Monday Night Politics: Local, state reps. face off
Diane Xavier | 1/27/2014, 9:09 a.m.
Giddings said for the past several years she has been working on Class C misdemeanors that have been given to kids in the state of Texas.
“Hundreds of thousands of Class C misdemeanors are being given to students for behavior that is certainly not behavior that we condone, but it’s not criminal, it’s not violent, it’s not sexual, it’s not harassing,” she said. “In this state, we give these Class C misdemeanors to kids as young as 5 or 6 years old. We have been working on this issue for seven or eight years now. The first case I heard about was in DeSoto where we called the police on some young kids who were doing horseplay in the cafeteria and not with a weapon. If it’s not criminal then we should not take these kids to court and give them a criminal record.
“In the Texas Appleseed Report, you take the same kid who happens to be African American and take another kid who is non-African American, and they do the same thing, they are the same age, the African American kid ends up with this Class C misdemeanor and suddenly becomes what we call the pipeline-to-prison. The Appleseed Report says that there is a direct correlation between these Class C misdemeanors and these kids ending up in prison.”
During her term, Giddings said that they were able to restore education funding.
“In the 2011 legislative session, they made all of those cuts and then in 2013, we are able to restore about $4 million of the funds that we had cut in the previous year,” she said. “I am going to be concerned with doing things such as funding kindergarten and pre-K for kids that don’t have the kind of experience that other kids have. A lot of kids in the inner city arrive at the school house two years behind other kids because of the lack of exposure and the lack of experiences they have. Most of the teachers are teaching out of their area certification, and most of the teachers who are first-year teachers end up in inner city schools, where the kids need the most help. How much sense does that make? Why put the most inexperienced teachers in the area where the kids have the greatest need? It makes no sense to me.
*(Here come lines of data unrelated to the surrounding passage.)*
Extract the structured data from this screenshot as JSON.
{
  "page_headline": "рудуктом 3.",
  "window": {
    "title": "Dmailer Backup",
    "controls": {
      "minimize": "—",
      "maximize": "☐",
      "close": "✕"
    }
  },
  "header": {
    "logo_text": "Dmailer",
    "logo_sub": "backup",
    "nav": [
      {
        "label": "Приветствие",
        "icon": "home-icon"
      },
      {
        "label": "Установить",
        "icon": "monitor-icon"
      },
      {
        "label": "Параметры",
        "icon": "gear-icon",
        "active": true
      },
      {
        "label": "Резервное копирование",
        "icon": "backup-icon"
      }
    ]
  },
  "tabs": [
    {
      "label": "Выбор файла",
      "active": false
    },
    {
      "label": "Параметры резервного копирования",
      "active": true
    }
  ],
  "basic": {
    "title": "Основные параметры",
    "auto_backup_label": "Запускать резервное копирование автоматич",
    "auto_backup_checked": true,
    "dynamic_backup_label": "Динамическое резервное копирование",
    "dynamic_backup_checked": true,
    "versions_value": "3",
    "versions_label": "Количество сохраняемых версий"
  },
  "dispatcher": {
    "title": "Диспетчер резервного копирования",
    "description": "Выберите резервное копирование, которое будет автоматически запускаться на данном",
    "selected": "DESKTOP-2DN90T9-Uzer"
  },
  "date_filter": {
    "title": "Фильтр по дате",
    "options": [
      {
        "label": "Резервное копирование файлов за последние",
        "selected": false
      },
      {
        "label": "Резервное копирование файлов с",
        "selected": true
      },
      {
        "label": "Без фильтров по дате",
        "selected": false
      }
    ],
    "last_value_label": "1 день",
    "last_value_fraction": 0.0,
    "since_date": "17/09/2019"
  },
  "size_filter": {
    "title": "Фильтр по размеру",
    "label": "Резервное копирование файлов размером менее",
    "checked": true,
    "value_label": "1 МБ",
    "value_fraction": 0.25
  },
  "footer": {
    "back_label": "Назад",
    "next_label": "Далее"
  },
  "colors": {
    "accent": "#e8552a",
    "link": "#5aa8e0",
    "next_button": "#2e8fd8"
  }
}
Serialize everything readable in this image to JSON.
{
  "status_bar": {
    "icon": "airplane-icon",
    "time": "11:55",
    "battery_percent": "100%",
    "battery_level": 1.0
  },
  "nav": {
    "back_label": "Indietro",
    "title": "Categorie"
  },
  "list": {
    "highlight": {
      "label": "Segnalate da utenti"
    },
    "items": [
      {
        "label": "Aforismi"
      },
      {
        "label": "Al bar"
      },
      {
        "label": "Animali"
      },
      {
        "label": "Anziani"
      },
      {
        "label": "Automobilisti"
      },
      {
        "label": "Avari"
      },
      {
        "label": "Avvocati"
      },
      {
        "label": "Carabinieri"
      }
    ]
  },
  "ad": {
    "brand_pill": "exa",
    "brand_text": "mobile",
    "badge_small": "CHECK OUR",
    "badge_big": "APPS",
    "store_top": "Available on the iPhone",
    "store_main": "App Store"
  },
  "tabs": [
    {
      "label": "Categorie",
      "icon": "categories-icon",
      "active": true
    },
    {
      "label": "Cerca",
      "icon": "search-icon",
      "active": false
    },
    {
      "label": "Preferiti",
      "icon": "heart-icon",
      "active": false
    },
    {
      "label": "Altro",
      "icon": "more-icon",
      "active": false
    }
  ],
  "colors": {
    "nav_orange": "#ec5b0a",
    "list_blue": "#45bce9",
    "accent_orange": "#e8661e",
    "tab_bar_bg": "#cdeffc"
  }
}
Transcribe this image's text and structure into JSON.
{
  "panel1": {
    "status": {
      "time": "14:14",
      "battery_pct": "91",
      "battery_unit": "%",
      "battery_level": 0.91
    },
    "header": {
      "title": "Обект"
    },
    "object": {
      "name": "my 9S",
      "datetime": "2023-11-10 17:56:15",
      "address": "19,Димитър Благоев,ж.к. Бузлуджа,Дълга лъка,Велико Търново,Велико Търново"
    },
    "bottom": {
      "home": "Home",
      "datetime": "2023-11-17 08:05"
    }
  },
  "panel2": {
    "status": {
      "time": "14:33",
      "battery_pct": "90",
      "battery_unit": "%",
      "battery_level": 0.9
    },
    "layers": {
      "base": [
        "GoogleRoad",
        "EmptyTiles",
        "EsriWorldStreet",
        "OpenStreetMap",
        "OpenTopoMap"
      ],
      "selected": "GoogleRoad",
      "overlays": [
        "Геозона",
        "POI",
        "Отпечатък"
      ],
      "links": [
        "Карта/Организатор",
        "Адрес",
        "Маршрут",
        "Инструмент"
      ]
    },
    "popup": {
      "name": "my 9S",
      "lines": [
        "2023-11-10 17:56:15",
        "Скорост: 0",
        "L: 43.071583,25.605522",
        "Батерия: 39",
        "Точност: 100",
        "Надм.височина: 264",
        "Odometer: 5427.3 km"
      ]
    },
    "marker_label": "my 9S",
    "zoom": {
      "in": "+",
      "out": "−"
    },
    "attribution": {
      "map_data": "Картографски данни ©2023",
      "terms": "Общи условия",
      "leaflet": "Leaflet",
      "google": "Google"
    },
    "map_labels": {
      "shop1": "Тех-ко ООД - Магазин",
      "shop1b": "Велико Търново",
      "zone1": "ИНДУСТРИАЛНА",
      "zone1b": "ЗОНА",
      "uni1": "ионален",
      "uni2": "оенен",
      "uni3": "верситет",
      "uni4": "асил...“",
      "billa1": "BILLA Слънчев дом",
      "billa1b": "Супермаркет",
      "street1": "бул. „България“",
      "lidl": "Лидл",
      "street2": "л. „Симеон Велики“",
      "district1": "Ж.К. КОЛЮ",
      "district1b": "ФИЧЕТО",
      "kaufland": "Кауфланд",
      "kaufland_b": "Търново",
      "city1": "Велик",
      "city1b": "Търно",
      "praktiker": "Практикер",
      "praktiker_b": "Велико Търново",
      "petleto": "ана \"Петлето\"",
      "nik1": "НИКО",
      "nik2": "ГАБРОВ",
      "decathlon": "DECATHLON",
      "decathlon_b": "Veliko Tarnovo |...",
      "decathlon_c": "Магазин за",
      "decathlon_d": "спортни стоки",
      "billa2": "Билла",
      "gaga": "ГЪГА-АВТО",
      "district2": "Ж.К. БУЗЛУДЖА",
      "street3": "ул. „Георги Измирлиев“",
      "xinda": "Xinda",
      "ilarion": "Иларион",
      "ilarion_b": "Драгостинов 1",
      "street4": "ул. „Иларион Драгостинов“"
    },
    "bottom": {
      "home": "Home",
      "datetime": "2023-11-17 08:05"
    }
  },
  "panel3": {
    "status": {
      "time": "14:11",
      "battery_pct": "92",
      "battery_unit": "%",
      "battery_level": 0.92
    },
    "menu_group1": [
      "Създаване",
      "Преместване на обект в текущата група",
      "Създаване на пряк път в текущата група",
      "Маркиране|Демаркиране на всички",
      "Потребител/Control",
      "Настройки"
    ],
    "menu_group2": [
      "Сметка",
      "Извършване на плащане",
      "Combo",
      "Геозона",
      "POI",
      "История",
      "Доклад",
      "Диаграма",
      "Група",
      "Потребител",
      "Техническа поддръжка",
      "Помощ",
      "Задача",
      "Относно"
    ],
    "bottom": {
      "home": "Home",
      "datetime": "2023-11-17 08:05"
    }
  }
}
We have all kinds of research that says that if you put a kid in this type of situation for two years, basically their educational career is doomed. So this issue is one of the first things that I am going to take up once again.”
The next office that was up for debate was the Democratic Party chair with incumbent Darlene Ewing challenging opponent Heath Harris. Ewing has held this position since 2005.
“I’m here today because I believe that we have created and proven a track record for a formula for winning,” Ewing said. “Since the first election I oversaw since 2006, we have swept every countywide office in this county. This is totally a blue county. It’s done with a lot of hard work and a lot of volunteers that put in a lot of time.”